第12話 私たちの身体
泳ぎ疲れると、私は仁堂くんと深く深く沈んで、そこで眠った。
その時は、仁堂くんと両手を握りあった。
私たちの吸盤には、鋭い歯もついている。
仁堂くん、はぐれないために、私の吸盤の力だけでなく、その歯も自分にしっかり食い込ませておけって言ってくれた。

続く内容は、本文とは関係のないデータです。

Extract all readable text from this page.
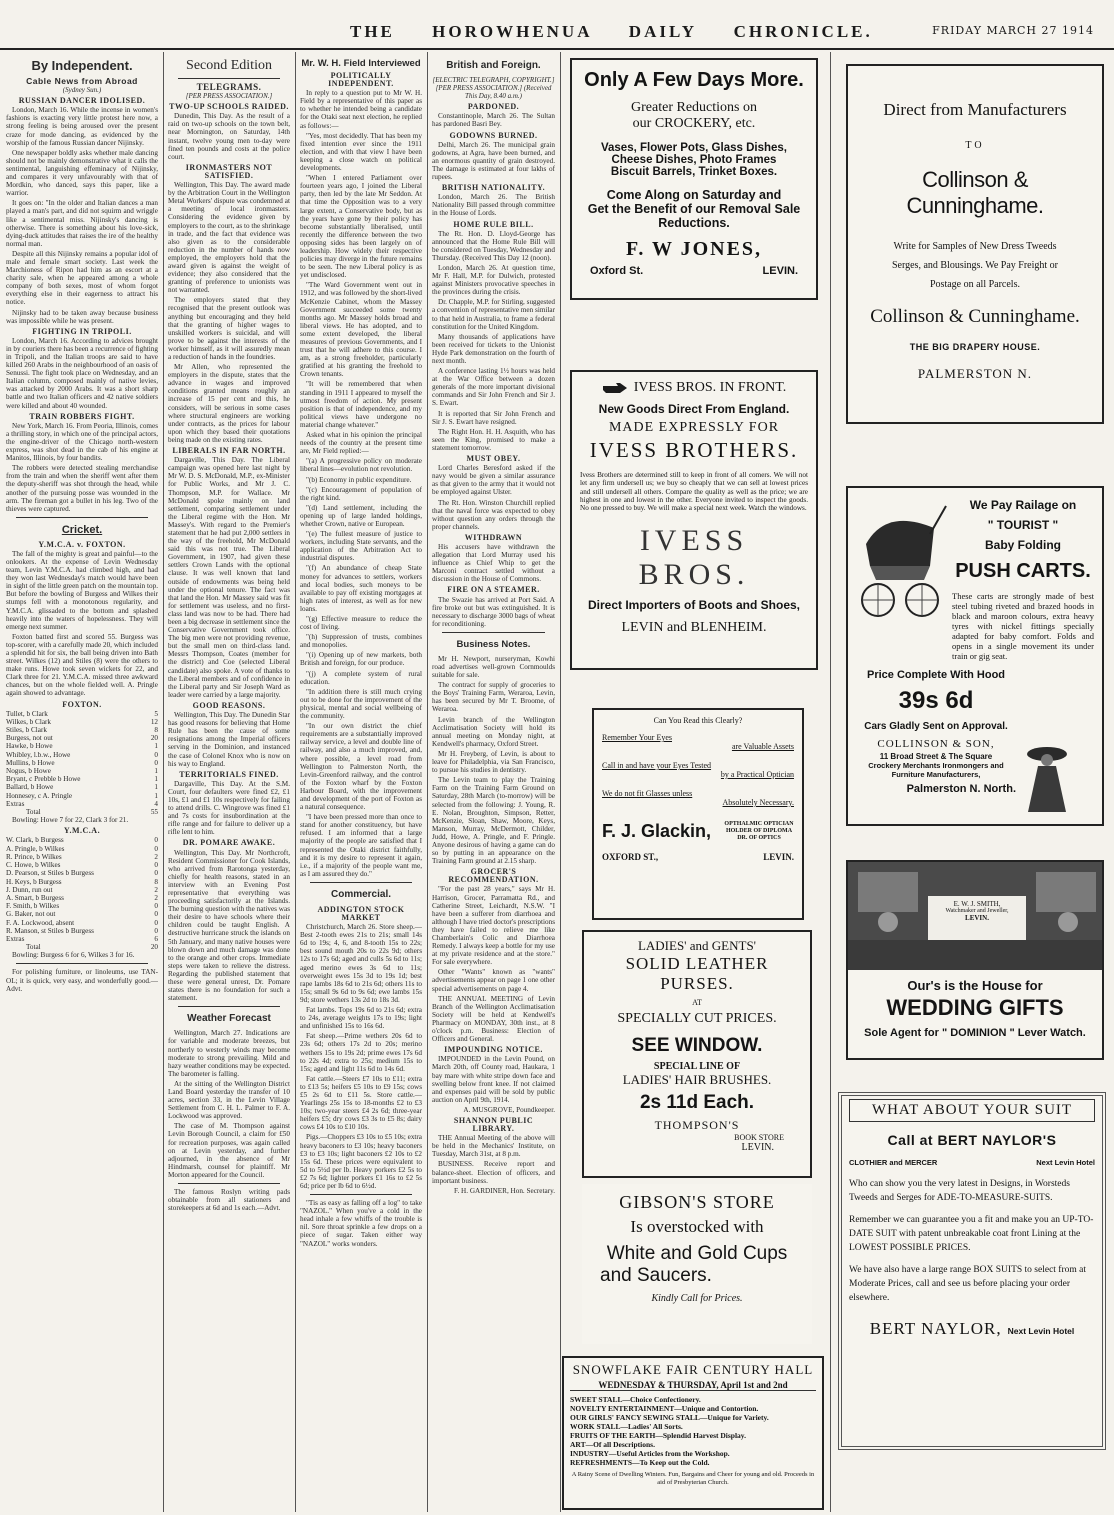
THE HOROWHENUA DAILY CHRONICLE.	FRIDAY MARCH 27 1914
By Independent.
Cable News from Abroad
(Sydney Sun.)
RUSSIAN DANCER IDOLISED.

London, March 16. While the incense in women's fashions is exacting very little protest here now, a strong feeling is being aroused over the present craze for mode dancing, as evidenced by the worship of the famous Russian dancer Nijinsky.

One newspaper boldly asks whether male dancing should not be mainly demonstrative what it calls the sentimental, languishing effeminacy of Nijinsky, and compares it very unfavourably with that of Mordkin, who danced, says this paper, like a warrior.

It goes on: "In the older and Italian dances a man played a man's part, and did not squirm and wriggle like a sentimental miss. Nijinsky's dancing is otherwise. There is something about his love-sick, dying-duck attitudes that raises the ire of the healthy normal man.

Despite all this Nijinsky remains a popular idol of male and female smart society. Last week the Marchioness of Ripon had him as an escort at a charity sale, when he appeared among a whole company of both sexes, most of whom forgot everything else in their eagerness to attract his notice.

Nijinsky had to be taken away because business was impossible while he was present.

FIGHTING IN TRIPOLI.

London, March 16. According to advices brought in by couriers there has been a recurrence of fighting in Tripoli, and the Italian troops are said to have killed 260 Arabs in the neighbourhood of an oasis of Senussi. The fight took place on Wednesday, and an Italian column, composed mainly of native levies, was attacked by 2000 Arabs. It was a short sharp battle and two Italian officers and 42 native soldiers were killed and about 40 wounded.

TRAIN ROBBERS FIGHT.

New York, March 16. From Peoria, Illinois, comes a thrilling story, in which one of the principal actors, the engine-driver of the Chicago north-western express, was shot dead in the cab of his engine at Manitos, Illinois, by four bandits.

The robbers were detected stealing merchandise from the train and when the sheriff went after them the deputy-sheriff was shot through the head, while another of the pursuing posse was wounded in the arm. The fireman got a bullet in his leg. Two of the thieves were captured.

Cricket.
Y.M.C.A. v. FOXTON.

The fall of the mighty is great and painful—to the onlookers. At the expense of Levin Wednesday team, Levin Y.M.C.A. had climbed high, and had they won last Wednesday's match would have been in sight of the little green patch on the mountain top. But before the bowling of Burgess and Wilkes their stumps fell with a monotonous regularity, and Y.M.C.A. glissaded to the bottom and splashed heavily into the waters of hopelessness. They will emerge next summer.

Foxton batted first and scored 55. Burgess was top-scorer, with a carefully made 20, which included a splendid hit for six, the ball being driven into Bath street. Wilkes (12) and Stiles (8) were the others to make runs. Howe took seven wickets for 22, and Clark three for 21. Y.M.C.A. missed three awkward chances, but on the whole fielded well. A. Pringle again showed to advantage.

FOXTON.
Tullet, b Clark	5
Wilkes, b Clark	12
Stiles, b Clark	8
Burgess, not out	20
Hawke, b Howe	1
Whibley, l.b.w., Howe	0
Mullins, b Howe	0
Nogus, b Howe	1
Bryant, c Prebble b Howe	1
Ballard, b Howe	1
Honnesey, c A. Pringle	1
Extras	4
Total	55

Bowling: Howe 7 for 22, Clark 3 for 21.

Y.M.C.A.
W. Clark, b Burgess	0
A. Pringle, b Wilkes	0
R. Prince, b Wilkes	2
C. Howe, b Wilkes	0
D. Pearson, st Stiles b Burgess	0
H. Keys, b Burgess	8
J. Dunn, run out	2
A. Smart, b Burgess	2
F. Smith, b Wilkes	0
G. Baker, not out	0
F. A. Lockwood, absent	0
R. Manson, st Stiles b Burgess	0
Extras	6
Total	20

Bowling: Burgess 6 for 6, Wilkes 3 for 16.

For polishing furniture, or linoleums, use TAN-OL; it is quick, very easy, and wonderfully good.—Advt.

Second Edition
TELEGRAMS.
[PER PRESS ASSOCIATION.]
TWO-UP SCHOOLS RAIDED.

Dunedin, This Day. As the result of a raid on two-up schools on the town belt, near Mornington, on Saturday, 14th instant, twelve young men to-day were fined ten pounds and costs at the police court.

IRONMASTERS NOT SATISFIED.

Wellington, This Day. The award made by the Arbitration Court in the Wellington Metal Workers' dispute was condemned at a meeting of local ironmasters. Considering the evidence given by employers to the court, as to the shrinkage in trade, and the fact that evidence was also given as to the considerable reduction in the number of hands now employed, the employers hold that the award given is against the weight of evidence; they also considered that the granting of preference to unionists was not warranted.

The employers stated that they recognised that the present outlook was anything but encouraging and they held that the granting of higher wages to unskilled workers is suicidal, and will prove to be against the interests of the worker himself, as it will assuredly mean a reduction of hands in the foundries.

Mr Allen, who represented the employers in the dispute, states that the advance in wages and improved conditions granted means roughly an increase of 15 per cent and this, he considers, will be serious in some cases where structural engineers are working under contracts, as the prices for labour upon which they based their quotations being made on the existing rates.

LIBERALS IN FAR NORTH.

Dargaville, This Day. The Liberal campaign was opened here last night by Mr W. D. S. McDonald, M.P., ex-Minister for Public Works, and Mr J. C. Thompson, M.P. for Wallace. Mr McDonald spoke mainly on land settlement, comparing settlement under the Liberal regime with the Hon. Mr Massey's. With regard to the Premier's statement that he had put 2,000 settlers in the way of the freehold, Mr McDonald said this was not true. The Liberal Government, in 1907, had given these settlers Crown Lands with the optional clause. It was well known that land outside of endowments was being held under the optional tenure. The fact was that land the Hon. Mr Massey said was fit for settlement was useless, and no first-class land was now to be had. There had been a big decrease in settlement since the Conservative Government took office. The big men were not providing revenue, but the small men on third-class land. Messrs Thompson, Coates (member for the district) and Coe (selected Liberal candidate) also spoke. A vote of thanks to the Liberal members and of confidence in the Liberal party and Sir Joseph Ward as leader were carried by a large majority.

GOOD REASONS.

Wellington, This Day. The Dunedin Star has good reasons for believing that Home Rule has been the cause of some resignations among the Imperial officers serving in the Dominion, and instanced the case of Colonel Knox who is now on his way to England.

TERRITORIALS FINED.

Dargaville, This Day. At the S.M. Court, four defaulters were fined £2, £1 10s, £1 and £1 10s respectively for failing to attend drills. C. Wingrove was fined £1 and 7s costs for insubordination at the rifle range and for failure to deliver up a rifle lent to him.

DR. POMARE AWAKE.

Wellington, This Day. Mr Northcroft, Resident Commissioner for Cook Islands, who arrived from Rarotonga yesterday, chiefly for health reasons, stated in an interview with an Evening Post representative that everything was proceeding satisfactorily at the Islands. The burning question with the natives was their desire to have schools where their children could be taught English. A destructive hurricane struck the islands on 5th January, and many native houses were blown down and much damage was done to the orange and other crops. Immediate steps were taken to relieve the distress. Regarding the published statement that these were general unrest, Dr. Pomare states there is no foundation for such a statement.

Weather Forecast

Wellington, March 27. Indications are for variable and moderate breezes, but northerly to westerly winds may become moderate to strong prevailing. Mild and hazy weather conditions may be expected. The barometer is falling.

At the sitting of the Wellington District Land Board yesterday the transfer of 10 acres, section 33, in the Levin Village Settlement from C. H. L. Palmer to F. A. Lockwood was approved.

The case of M. Thompson against Levin Borough Council, a claim for £50 for recreation purposes, was again called on at Levin yesterday, and further adjourned, in the absence of Mr Hindmarsh, counsel for plaintiff. Mr Morton appeared for the Council.

The famous Roslyn writing pads obtainable from all stationers and storekeepers at 6d and 1s each.—Advt.

Mr. W. H. Field Interviewed
POLITICALLY INDEPENDENT.

In reply to a question put to Mr W. H. Field by a representative of this paper as to whether he intended being a candidate for the Otaki seat next election, he replied as follows:—

"Yes, most decidedly. That has been my fixed intention ever since the 1911 election, and with that view I have been keeping a close watch on political developments.

"When I entered Parliament over fourteen years ago, I joined the Liberal party, then led by the late Mr Seddon. At that time the Opposition was to a very large extent, a Conservative body, but as the years have gone by their policy has become substantially liberalised, until recently the difference between the two opposing sides has been largely on of leadership. How widely their respective policies may diverge in the future remains to be seen. The new Liberal policy is as yet undisclosed.

"The Ward Government went out in 1912, and was followed by the short-lived McKenzie Cabinet, whom the Massey Government succeeded some twenty months ago. Mr Massey holds broad and liberal views. He has adopted, and to some extent developed, the liberal measures of previous Governments, and I trust that he will adhere to this course. I am, as a strong freeholder, particularly gratified at his granting the freehold to Crown tenants.

"It will be remembered that when standing in 1911 I appeared to myself the utmost freedom of action. My present position is that of independence, and my political views have undergone no material change whatever."

Asked what in his opinion the principal needs of the country at the present time are, Mr Field replied:—

"(a) A progressive policy on moderate liberal lines—evolution not revolution.

"(b) Economy in public expenditure.

"(c) Encouragement of population of the right kind.

"(d) Land settlement, including the opening up of large landed holdings, whether Crown, native or European.

"(e) The fullest measure of justice to workers, including State servants, and the application of the Arbitration Act to industrial disputes.

"(f) An abundance of cheap State money for advances to settlers, workers and local bodies, such moneys to be available to pay off existing mortgages at high rates of interest, as well as for new loans.

"(g) Effective measure to reduce the cost of living.

"(h) Suppression of trusts, combines and monopolies.

"(i) Opening up of new markets, both British and foreign, for our produce.

"(j) A complete system of rural education.

"In addition there is still much crying out to be done for the improvement of the physical, mental and social wellbeing of the community.

"In our own district the chief requirements are a substantially improved railway service, a level and double line of railway, and also a much improved, and, where possible, a level road from Wellington to Palmerston North, the Levin-Greenford railway, and the control of the Foxton wharf by the Foxton Harbour Board, with the improvement and development of the port of Foxton as a natural consequence.

"I have been pressed more than once to stand for another constituency, but have refused. I am informed that a large majority of the people are satisfied that I represented the Otaki district faithfully, and it is my desire to represent it again, i.e., if a majority of the people want me, as I am assured they do."

Commercial.
ADDINGTON STOCK MARKET

Christchurch, March 26. Store sheep.—Best 2-tooth ewes 21s to 21s; small 14s 6d to 19s; 4, 6, and 8-tooth 15s to 22s; best sound mouth 20s to 22s 9d; others 12s to 17s 6d; aged and culls 5s 6d to 11s; aged merino ewes 3s 6d to 11s; overweight ewes 15s 3d to 19s 1d; best rape lambs 18s 6d to 21s 6d; others 11s to 15s; small 9s 6d to 9s 6d; ewe lambs 15s 9d; store wethers 13s 2d to 18s 3d.

Fat lambs. Tops 19s 6d to 21s 6d; extra to 24s, average weights 17s to 19s; light and unfinished 15s to 16s 6d.

Fat sheep.—Prime wethers 20s 6d to 23s 6d; others 17s 2d to 20s; merino wethers 15s to 19s 2d; prime ewes 17s 6d to 22s 4d; extra to 25s; medium 15s to 15s; aged and light 11s 6d to 14s 6d.

Fat cattle.—Steers £7 10s to £11; extra to £13 5s; heifers £5 10s to £9 15s; cows £5 2s 6d to £11 5s. Store cattle.—Yearlings 25s 15s to 18-months £2 to £3 10s; two-year steers £4 2s 6d; three-year heifers £5; dry cows £3 3s to £5 8s; dairy cows £4 10s to £10 10s.

Pigs.—Choppers £3 10s to £5 10s; extra heavy baconers to £3 10s; heavy baconers £3 to £3 10s; light baconers £2 10s to £2 15s 6d. These prices were equivalent to 5d to 5½d per lb. Heavy porkers £2 5s to £2 7s 6d; lighter porkers £1 16s to £2 5s 6d; price per lb 6d to 6½d.

"Tis as easy as falling off a log" to take "NAZOL." When you've a cold in the head inhale a few whiffs of the trouble is nil. Sore throat sprinkle a few drops on a piece of sugar. Taken either way "NAZOL" works wonders.

British and Foreign.
[ELECTRIC TELEGRAPH, COPYRIGHT.] [PER PRESS ASSOCIATION.] (Received This Day, 8.40 a.m.)
PARDONED.

Constantinople, March 26. The Sultan has pardoned Basri Bey.

GODOWNS BURNED.

Delhi, March 26. The municipal grain godowns, at Agra, have been burned, and an enormous quantity of grain destroyed. The damage is estimated at four lakhs of rupees.

BRITISH NATIONALITY.

London, March 26. The British Nationality Bill passed through committee in the House of Lords.

HOME RULE BILL.

The Rt. Hon. D. Lloyd-George has announced that the Home Rule Bill will be considered on Tuesday, Wednesday and Thursday. (Received This Day 12 (noon).

London, March 26. At question time, Mr F. Hall, M.P. for Dulwich, protested against Ministers provocative speeches in the provinces during the crisis.

Dr. Chapple, M.P. for Stirling, suggested a convention of representative men similar to that held in Australia, to frame a federal constitution for the United Kingdom.

Many thousands of applications have been received for tickets to the Unionist Hyde Park demonstration on the fourth of next month.

A conference lasting 1½ hours was held at the War Office between a dozen generals of the more important divisional commands and Sir John French and Sir J. S. Ewart.

It is reported that Sir John French and Sir J. S. Ewart have resigned.

The Right Hon. H. H. Asquith, who has seen the King, promised to make a statement tomorrow.

MUST OBEY.

Lord Charles Beresford asked if the navy would be given a similar assurance as that given to the army that it would not be employed against Ulster.

The Rt. Hon. Winston Churchill replied that the naval force was expected to obey without question any orders through the proper channels.

WITHDRAWN

His accusers have withdrawn the allegation that Lord Murray used his influence as Chief Whip to get the Marconi contract settled without a discussion in the House of Commons.

FIRE ON A STEAMER.

The Swazie has arrived at Port Said. A fire broke out but was extinguished. It is necessary to discharge 3000 bags of wheat for reconditioning.

Business Notes.

Mr H. Newport, nurseryman, Kowhi road advertises well-grown Cornmoulds suitable for sale.

The contract for supply of groceries to the Boys' Training Farm, Weraroa, Levin, has been secured by Mr T. Broome, of Weraroa.

Levin branch of the Wellington Acclimatisation Society will hold its annual meeting on Monday night, at Kendwell's pharmacy, Oxford Street.

Mr H. Freyberg, of Levin, is about to leave for Philadelphia, via San Francisco, to pursue his studies in dentistry.

The Levin team to play the Training Farm on the Training Farm Ground on Saturday, 28th March (to-morrow) will be selected from the following: J. Young, R. E. Nolan, Broughton, Simpson, Retter, McKenzie, Sloan, Shaw, Moore, Keys, Manson, Murray, McDermott, Childer, Judd, Howe, A. Pringle, and F. Pringle. Anyone desirous of having a game can do so by putting in an appearance on the Training Farm ground at 2.15 sharp.

GROCER'S RECOMMENDATION.

"For the past 28 years," says Mr H. Harrison, Grocer, Parramatta Rd., and Catherine Street, Leichardt, N.S.W. "I have been a sufferer from diarrhoea and although I have tried doctor's prescriptions they have failed to relieve me like Chamberlain's Colic and Diarrhoea Remedy. I always keep a bottle for my use at my private residence and at the store." For sale everywhere.

Other "Wants" known as "wants" advertisements appear on page 1 one other special advertisements on page 4.

THE ANNUAL MEETING of Levin Branch of the Wellington Acclimatisation Society will be held at Kendwell's Pharmacy on MONDAY, 30th inst., at 8 o'clock p.m. Business: Election of Officers and General.

IMPOUNDING NOTICE.

IMPOUNDED in the Levin Pound, on March 20th, off County road, Haukara, 1 bay mare with white stripe down face and swelling below front knee. If not claimed and expenses paid will be sold by public auction on April 9th, 1914.

A. MUSGROVE, Poundkeeper.

SHANNON PUBLIC LIBRARY.

THE Annual Meeting of the above will be held in the Mechanics' Institute, on Tuesday, March 31st, at 8 p.m.

BUSINESS. Receive report and balance-sheet. Election of officers, and important business.

F. H. GARDINER, Hon. Secretary.

Only A Few Days More.
Greater Reductions on
our CROCKERY, etc.
Vases, Flower Pots, Glass Dishes,
Cheese Dishes, Photo Frames
Biscuit Barrels, Trinket Boxes.
Come Along on Saturday and
Get the Benefit of our Removal Sale Reductions.
F. W JONES,
Oxford St.	LEVIN.
IVESS BROS. IN FRONT.
New Goods Direct From England.
MADE EXPRESSLY FOR
IVESS BROTHERS.
Ivess Brothers are determined still to keep in front of all comers. We will not let any firm undersell us; we buy so cheaply that we can sell at lowest prices and still undersell all others. Compare the quality as well as the price; we are highest in one and lowest in the other. Everyone invited to inspect the goods. No one pressed to buy. We will make a special next week. Watch the windows.
IVESS BROS.
Direct Importers of Boots and Shoes,
LEVIN and BLENHEIM.
Can You Read this Clearly?
Remember Your Eyes
are Valuable Assets
Call in and have your Eyes Tested
by a Practical Optician
We do not fit Glasses unless
Absolutely Necessary.
F. J. Glackin, OPTHALMIC OPTICIAN HOLDER OF DIPLOMA DR. OF OPTICS
OXFORD ST.,	LEVIN.
LADIES' and GENTS'
SOLID LEATHER PURSES.
AT
SPECIALLY CUT PRICES.
SEE WINDOW.
SPECIAL LINE OF
LADIES' HAIR BRUSHES.
2s 11d Each.
THOMPSON'S
BOOK STORE
LEVIN.
GIBSON'S STORE
Is overstocked with
White and Gold Cups
and Saucers.
Kindly Call for Prices.
SNOWFLAKE FAIR CENTURY HALL
WEDNESDAY & THURSDAY, April 1st and 2nd
SWEET STALL—Choice Confectionery.
NOVELTY ENTERTAINMENT—Unique and Contortion.
OUR GIRLS' FANCY SEWING STALL—Unique for Variety.
WORK STALL—Ladies' All Sorts.
FRUITS OF THE EARTH—Splendid Harvest Display.
ART—Of all Descriptions.
INDUSTRY—Useful Articles from the Workshop.
REFRESHMENTS—To Keep out the Cold.
A Rainy Scene of Dwelling Winters. Fun, Bargains and Cheer for young and old. Proceeds in aid of Presbyterian Church.
Direct from Manufacturers
TO
Collinson & Cunninghame.
Write for Samples of New Dress Tweeds
Serges, and Blousings. We Pay Freight or
Postage on all Parcels.
Collinson & Cunninghame.
THE BIG DRAPERY HOUSE.
PALMERSTON N.
We Pay Railage on
" TOURIST "
Baby Folding
PUSH CARTS.
These carts are strongly made of best steel tubing riveted and brazed hoods in black and maroon colours, extra heavy tyres with nickel fittings specially adapted for baby comfort. Folds and opens in a single movement its under train or gig seat.
Price Complete With Hood
39s 6d
Cars Gladly Sent on Approval.
COLLINSON & SON,
11 Broad Street & The Square
Crockery Merchants Ironmongers and
Furniture Manufacturers,
Palmerston N. North.
E. W. J. SMITH,
Watchmaker and Jeweller,
LEVIN.
Our's is the House for
WEDDING GIFTS
Sole Agent for " DOMINION " Lever Watch.
WHAT ABOUT YOUR SUIT
Call at BERT NAYLOR'S
CLOTHIER and MERCER	Next Levin Hotel
Who can show you the very latest in Designs, in Worsteds Tweeds and Serges for ADE-TO-MEASURE-SUITS.
Remember we can guarantee you a fit and make you an UP-TO-DATE SUIT with patent unbreakable coat front Lining at the LOWEST POSSIBLE PRICES.
We have also have a large range BOX SUITS to select from at Moderate Prices, call and see us before placing your order elsewhere.
BERT NAYLOR, Next Levin Hotel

「そんな、仁堂くんを傷つけるようなことはできないよ」
私がそう言ったら、仁堂くんたら、こう返してきた。
「あおりに再会できたのは偶然。
はぐれたら、もう会えないかもしれない。海は果てしなく広いからね。
はぐれちゃった時の心の痛みに比べたら、あおりの吸盤の歯の痛みなんて、子猫に爪を立てられたくらいだよ」
だって。
私、おもいきり仁堂くんにしがみついちゃったよ。
いや、あのね、歯を立てたという意味じゃなくて、腕全体で。
だって、私も離れたくないもん。
そして、おでことおでこを合わせた。
イカの体でできるのは、せいぜいそこまでだもん。
頭と足しかない悲しさだよね。
そんな日々が過ぎて2日目。
いつものように腕を絡め合い、おでことおでこを合わせたところで、仁堂くん、またとんでもないことを言い出した。
「あおり……。
おでことおでこを合わせている気になっているけどさ、実は俺たち、実は後頭部同士をぶつけ合っているんだよね」
はっ?
どういうこと?
思わず、聞いちゃったというより、聞くよね、そりゃ。
「あおりが前と思っている部分は背中側で、後ろと思っているのはお腹側。
人間でいたときの感覚でいるけど、実は、体の中身、前後ろが逆なんだ」
「えっ、じゃあ、今の身体って後頭部に鼻がついていると思っていたけど……」
「そう、その感覚自体が逆……」
じゃあ、私と仁堂くんは、背中合わせで寝ていたの?
あまりのことに悲しくなってきた。
「それって、まちがいないこと?」
「あおり、あおりの骨ってどこにある?」
そう言われて、考える。
外から探り回しても、私のカラダで固い部分は、目と目の間の頭の中の一筋。
私、これ、鼻の骨だと思っていた。
イカの体になっちゃったけど、平たくてもすっと通った鼻筋は、変わらない自慢だなんて思っていた。
「それ、実は、骨じゃなくて貝殻だから」
次の爆弾、きたーっ。
イカの身体って、どれだけヒトと違うのよ。
わけわかんないーっ!
思わず笑ってしまってわたわたしている私を、仁堂くんがその力強い腕で抱きしめてくれる。
「おもしろいだろ?
でも、身体は変わっても、あおりを好きなのは変わらないから」
もう後頭部でもいいよ。
仁堂くんと触れ合っていられるんだから。
私、自分でおでこって思っているところを、仁堂くんのおでこにそっと合わせた。